先週の日曜美術館を見て、急になつかしくなり読んでみた。
若い頃、オランダの画家エッシャーに心酔していた絵描きの友人がいた。
でも私は、エッシャーのだまし絵より、安野光雅の不思議な絵の方に親しみを感じるのだった。
今となっては、さらにその気持ちはつよい。
自伝といっても、自分のこれまでの人生を年代順に詳しく書く、といったものではない。
むしろ、絵のある自伝とあるように、私流に言えばスケッチ風自伝である。
もちろん、スケッチ風挿し絵がいっぱいなのだが、文章もまたスケッチ風なのである。
また、挿し絵には必ず自筆の文が添えられていて、それが何とも言えずいい。
おかしく、かなしいのである。
そんな挿し絵を見るだけでも楽しい本である。
そして、昭和という時代とともに生きてきた安野氏の自伝は、昭和の風景が満載である。
なつかしいそれらの風景を知る最後の、私は世代かも知れない。
停電なんかすこしもおどろかない安野氏ほどではないが、多少困っても生きてはゆけるのである。

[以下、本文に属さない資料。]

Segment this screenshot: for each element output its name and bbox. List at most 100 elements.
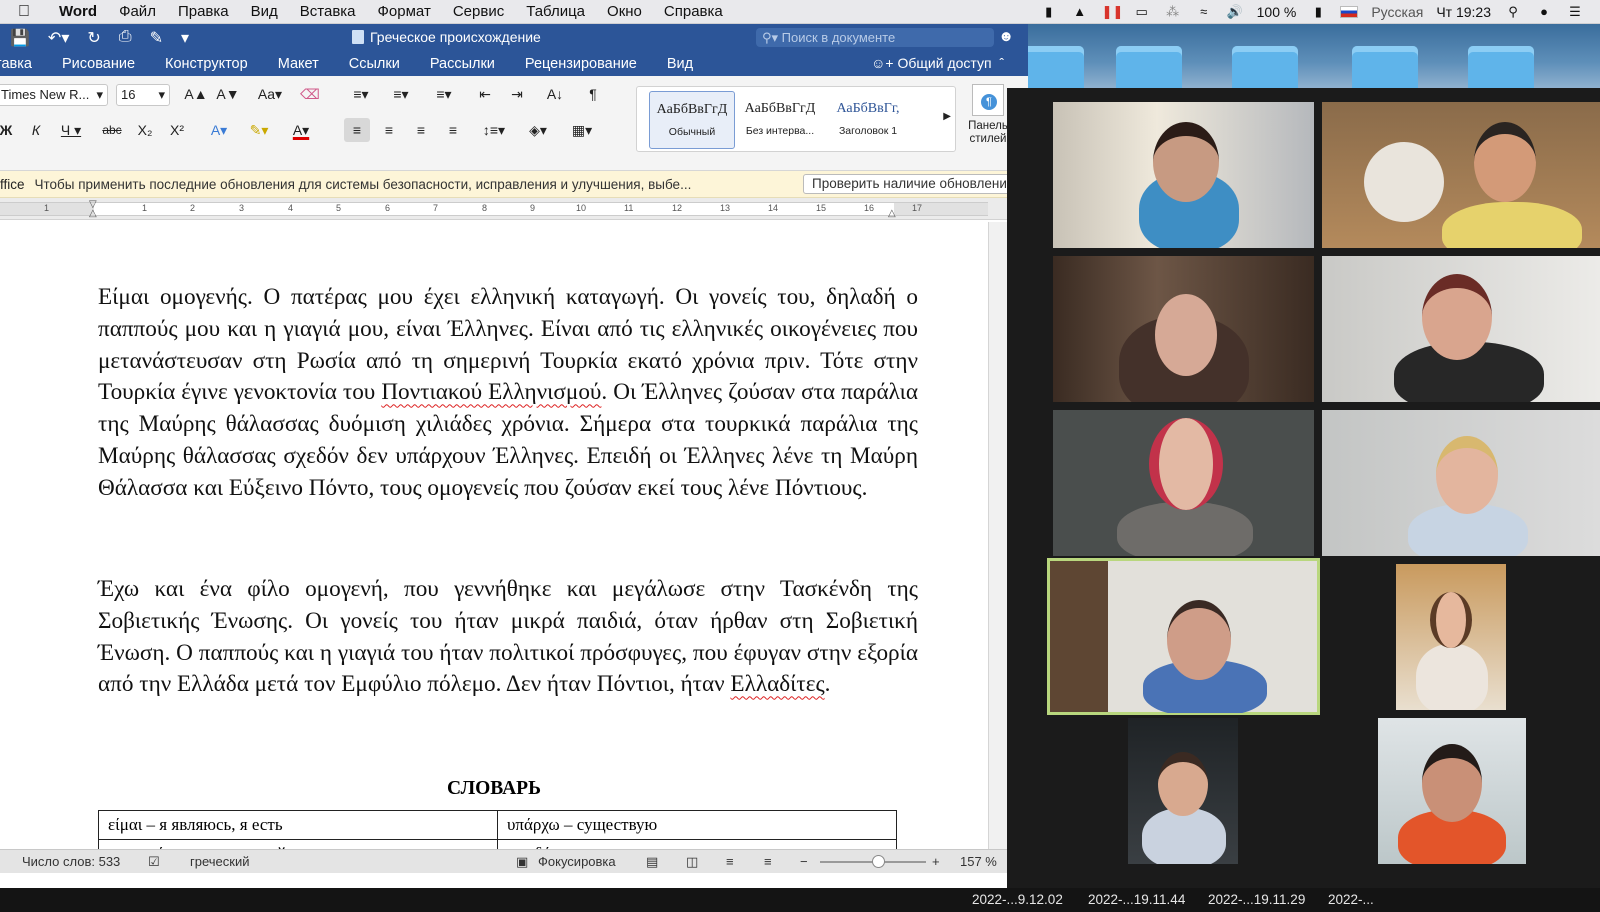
desktop-folder-icon[interactable] xyxy=(1468,46,1534,88)
zoom-out-button[interactable]: − xyxy=(800,850,808,874)
bold-button[interactable]: Ж xyxy=(0,118,16,142)
print-layout-view-icon[interactable]: ▤ xyxy=(646,850,658,874)
shrink-font-button[interactable]: A▼ xyxy=(214,82,242,106)
menu-format[interactable]: Формат xyxy=(367,3,442,20)
video-tile[interactable] xyxy=(1053,102,1314,248)
desktop-folder-icon[interactable] xyxy=(1352,46,1418,88)
menu-table[interactable]: Таблица xyxy=(515,3,596,20)
text-effects-button[interactable]: A▾ xyxy=(202,118,236,142)
undo-icon[interactable]: ↶▾ xyxy=(48,28,69,48)
video-tile[interactable] xyxy=(1378,718,1526,864)
video-tile[interactable] xyxy=(1322,410,1600,556)
vertical-scrollbar[interactable] xyxy=(988,222,1007,849)
table-cell[interactable]: είμαι – я являюсь, я есть xyxy=(98,810,498,840)
show-formatting-marks-button[interactable]: ¶ xyxy=(580,82,606,106)
table-cell[interactable]: υπάρχω – существую xyxy=(497,810,897,840)
spelling-error[interactable]: Ποντιακού Ελληνισμού xyxy=(381,379,601,405)
video-tile[interactable] xyxy=(1322,102,1600,248)
highlight-button[interactable]: ✎▾ xyxy=(240,118,278,142)
video-tile[interactable] xyxy=(1396,564,1506,710)
subscript-button[interactable]: X₂ xyxy=(132,118,158,142)
borders-button[interactable]: ▦▾ xyxy=(562,118,602,142)
tab-draw[interactable]: Рисование xyxy=(47,56,150,72)
menu-file[interactable]: Файл xyxy=(108,3,167,20)
input-language[interactable]: Русская xyxy=(1371,4,1423,20)
tab-view[interactable]: Вид xyxy=(652,56,708,72)
spelling-error[interactable]: Ελλαδίτες xyxy=(730,671,824,697)
strikethrough-button[interactable]: abc xyxy=(98,118,126,142)
grow-font-button[interactable]: A▲ xyxy=(182,82,210,106)
word-count[interactable]: Число слов: 533 xyxy=(22,850,120,874)
edit-icon[interactable]: ✎ xyxy=(150,28,163,48)
redo-icon[interactable]: ↻ xyxy=(87,28,100,48)
zoom-level[interactable]: 157 % xyxy=(960,850,997,874)
bluetooth-icon[interactable]: ⁂ xyxy=(1164,4,1182,19)
zoom-in-button[interactable]: + xyxy=(932,850,940,874)
document-canvas[interactable]: Είμαι ομογενής. Ο πατέρας μου έχει ελλην… xyxy=(0,222,1028,863)
style-heading-1[interactable]: АаБбВвГг, Заголовок 1 xyxy=(825,91,911,149)
underline-button[interactable]: Ч ▾ xyxy=(54,118,88,142)
desktop-file[interactable]: 2022-...19.11.29 xyxy=(1208,888,1305,912)
save-icon[interactable]: 💾 xyxy=(10,28,30,48)
collapse-ribbon-icon[interactable]: ˆ xyxy=(999,55,1004,71)
document-language[interactable]: греческий xyxy=(190,850,249,874)
tab-review[interactable]: Рецензирование xyxy=(510,56,652,72)
decrease-indent-button[interactable]: ⇤ xyxy=(472,82,498,106)
customize-toolbar-icon[interactable]: ▾ xyxy=(181,28,189,48)
paragraph-2[interactable]: Έχω και ένα φίλο ομογενή, που γεννήθηκε … xyxy=(98,574,918,701)
person-share-icon[interactable]: ☻ xyxy=(998,28,1014,45)
recording-pause-icon[interactable]: ❚❚ xyxy=(1102,4,1124,19)
menu-tools[interactable]: Сервис xyxy=(442,3,515,20)
video-tile[interactable] xyxy=(1053,256,1314,402)
justify-button[interactable]: ≡ xyxy=(440,118,466,142)
print-icon[interactable]: ⎙ xyxy=(119,28,132,48)
clear-formatting-icon[interactable]: ⌫ xyxy=(296,82,324,106)
proofing-icon[interactable]: ☑ xyxy=(148,850,160,874)
volume-icon[interactable]: 🔊 xyxy=(1226,4,1244,19)
web-layout-view-icon[interactable]: ◫ xyxy=(686,850,698,874)
tab-mailings[interactable]: Рассылки xyxy=(415,56,510,72)
tab-layout[interactable]: Макет xyxy=(263,56,334,72)
video-tile[interactable] xyxy=(1322,256,1600,402)
battery-icon[interactable]: ▮ xyxy=(1309,4,1327,19)
outline-view-icon[interactable]: ≡ xyxy=(726,850,734,874)
font-color-button[interactable]: A▾ xyxy=(282,118,320,142)
style-normal[interactable]: АаБбВвГгД Обычный xyxy=(649,91,735,149)
menu-window[interactable]: Окно xyxy=(596,3,653,20)
menu-edit[interactable]: Правка xyxy=(167,3,240,20)
document-page[interactable]: Είμαι ομογενής. Ο πατέρας μου έχει ελλην… xyxy=(0,222,988,863)
menu-help[interactable]: Справка xyxy=(653,3,734,20)
menu-view[interactable]: Вид xyxy=(240,3,289,20)
left-indent-marker[interactable]: △ xyxy=(89,208,97,219)
video-tile[interactable] xyxy=(1128,718,1238,864)
desktop-file[interactable]: 2022-...9.12.02 xyxy=(972,888,1063,912)
share-button[interactable]: ☺+ Общий доступ ˆ xyxy=(871,55,1004,71)
styles-more-icon[interactable]: ▶ xyxy=(943,111,951,122)
desktop-file[interactable]: 2022-... xyxy=(1328,888,1374,912)
change-case-button[interactable]: Aa▾ xyxy=(252,82,288,106)
siri-icon[interactable]: ● xyxy=(1535,4,1553,19)
align-center-button[interactable]: ≡ xyxy=(376,118,402,142)
desktop-folder-icon[interactable] xyxy=(1232,46,1298,88)
airplay-icon[interactable]: ▭ xyxy=(1133,4,1151,19)
wifi-icon[interactable]: ≈ xyxy=(1195,4,1213,19)
search-document-input[interactable]: ⚲▾ Поиск в документе xyxy=(756,28,994,47)
check-updates-button[interactable]: Проверить наличие обновлений xyxy=(803,174,1024,194)
draft-view-icon[interactable]: ≡ xyxy=(764,850,772,874)
line-spacing-button[interactable]: ↕≡▾ xyxy=(474,118,514,142)
menu-app-name[interactable]: Word xyxy=(48,3,108,20)
apple-icon[interactable]:  xyxy=(0,3,48,21)
desktop-folder-icon[interactable] xyxy=(1116,46,1182,88)
right-indent-marker[interactable]: △ xyxy=(888,208,896,219)
style-no-spacing[interactable]: АаБбВвГгД Без интерва... xyxy=(737,91,823,149)
align-right-button[interactable]: ≡ xyxy=(408,118,434,142)
desktop-file[interactable]: 2022-...19.11.44 xyxy=(1088,888,1185,912)
paragraph-1[interactable]: Είμαι ομογενής. Ο πατέρας μου έχει ελλην… xyxy=(98,282,918,505)
superscript-button[interactable]: X² xyxy=(164,118,190,142)
shading-button[interactable]: ◈▾ xyxy=(520,118,556,142)
tab-design[interactable]: Конструктор xyxy=(150,56,263,72)
increase-indent-button[interactable]: ⇥ xyxy=(504,82,530,106)
menu-insert[interactable]: Вставка xyxy=(289,3,367,20)
video-tile[interactable] xyxy=(1053,410,1314,556)
horizontal-ruler[interactable]: 1 1 2 3 4 5 6 7 8 9 10 11 12 13 14 15 16… xyxy=(0,198,1028,220)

狭心症やガンという病に見舞われながら、86歳の今も絵を描き続けていらっしゃる安野氏。
絵を描いてさえいれば機嫌がいいそうである。
子どもの頃から、とにかく絵を描くことが好きだった画家は、今も子どもの心を持ち続けているようだ。
さいごに、世界を旅した安野氏のことば。
「わたしたちは西洋と東洋のちがいにばかり目が行くが、よく考えてみると、違うところよりも同じことのほうが多い。霧もかかるし虹もでる、雨は空から降り、屋根は傘のように雨を受ける。